Gallery: Nikola Presents European Version Of Hydrogen Fuel Cell Truck
After we got in touch with the company, Matthew Peterson provided us the information below. He is the executive assistant to the CEO at Nikola Motor Company, Trevor Milton:
“The battery material makeup has not been announced but it does have lithium in it. We have removed most if not all nickel, cobalt, aluminum, and magnesium. The other parts of the batteries have not yet been revealed. That is all that has been disclosed from our engineering group. More information will be coming out soon.”
That is enough for us to make our bets. If the battery still has lithium but no aluminum, it could be using sulfur. Li-S cells have shown a lot of promise with their high energy density. Apart from that, sulfur is cheap, which could explain why this new battery from Nikola is 50 percent more affordable to produce.
Apart from sulfur, what do you think is the chemistry of the battery could be?
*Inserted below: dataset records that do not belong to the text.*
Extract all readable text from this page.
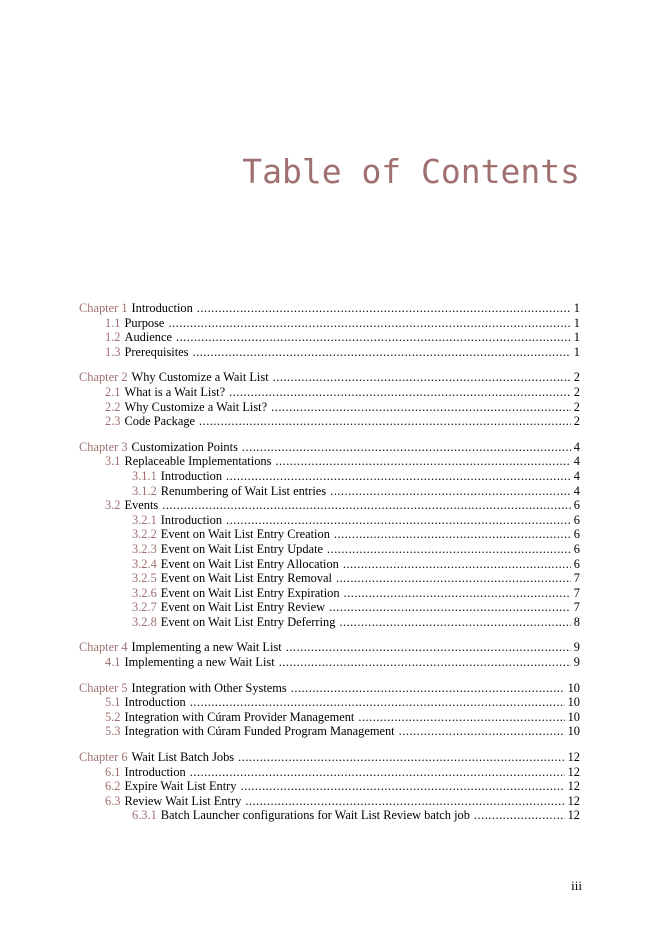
Table of Contents
Chapter 1 Introduction . . .	1
1.1 Purpose . . .	1
1.2 Audience . . .	1
1.3 Prerequisites . . .	1
Chapter 2 Why Customize a Wait List . . .	2
2.1 What is a Wait List? . . .	2
2.2 Why Customize a Wait List? . . .	2
2.3 Code Package . . .	2
Chapter 3 Customization Points . . .	4
3.1 Replaceable Implementations . . .	4
3.1.1 Introduction . . .	4
3.1.2 Renumbering of Wait List entries . . .	4
3.2 Events . . .	6
3.2.1 Introduction . . .	6
3.2.2 Event on Wait List Entry Creation . . .	6
3.2.3 Event on Wait List Entry Update . . .	6
3.2.4 Event on Wait List Entry Allocation . . .	6
3.2.5 Event on Wait List Entry Removal . . .	7
3.2.6 Event on Wait List Entry Expiration . . .	7
3.2.7 Event on Wait List Entry Review . . .	7
3.2.8 Event on Wait List Entry Deferring . . .	8
Chapter 4 Implementing a new Wait List . . .	9
4.1 Implementing a new Wait List . . .	9
Chapter 5 Integration with Other Systems . . .	10
5.1 Introduction . . .	10
5.2 Integration with Cúram Provider Management . . .	10
5.3 Integration with Cúram Funded Program Management . . .	10
Chapter 6 Wait List Batch Jobs . . .	12
6.1 Introduction . . .	12
6.2 Expire Wait List Entry . . .	12
6.3 Review Wait List Entry . . .	12
6.3.1 Batch Launcher configurations for Wait List Review batch job . . .	12
iii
Exclude the Li-CO2 battery we have recently covered since it needs molybdenum, considered a rare metal.
Nickel and cobalt are significant concerns in battery production, mainly because they currently come from countries that exploit children’s labor, such as Congo. Getting rid of these elements would not only help batteries be more affordable. It would help make them less prone to criticism and worries.
Is the info provided by Petersen enough for us to count on the new battery as something certain? Not yet, but the Nikola Motor Company is so far proving to be a serious contender, so it has some credit to at least get our full attention on what it plans to unveil.
We have insisted on some questions to Petersen, such as who developed the new battery. Was it the engineering team they want to hire or Nikola’s own team? What about the other OEMs? Will they join in funding research or in helping reach a higher production scale for it? We have not heard back from him yet, but we’ll update this article as soon as he gets in touch.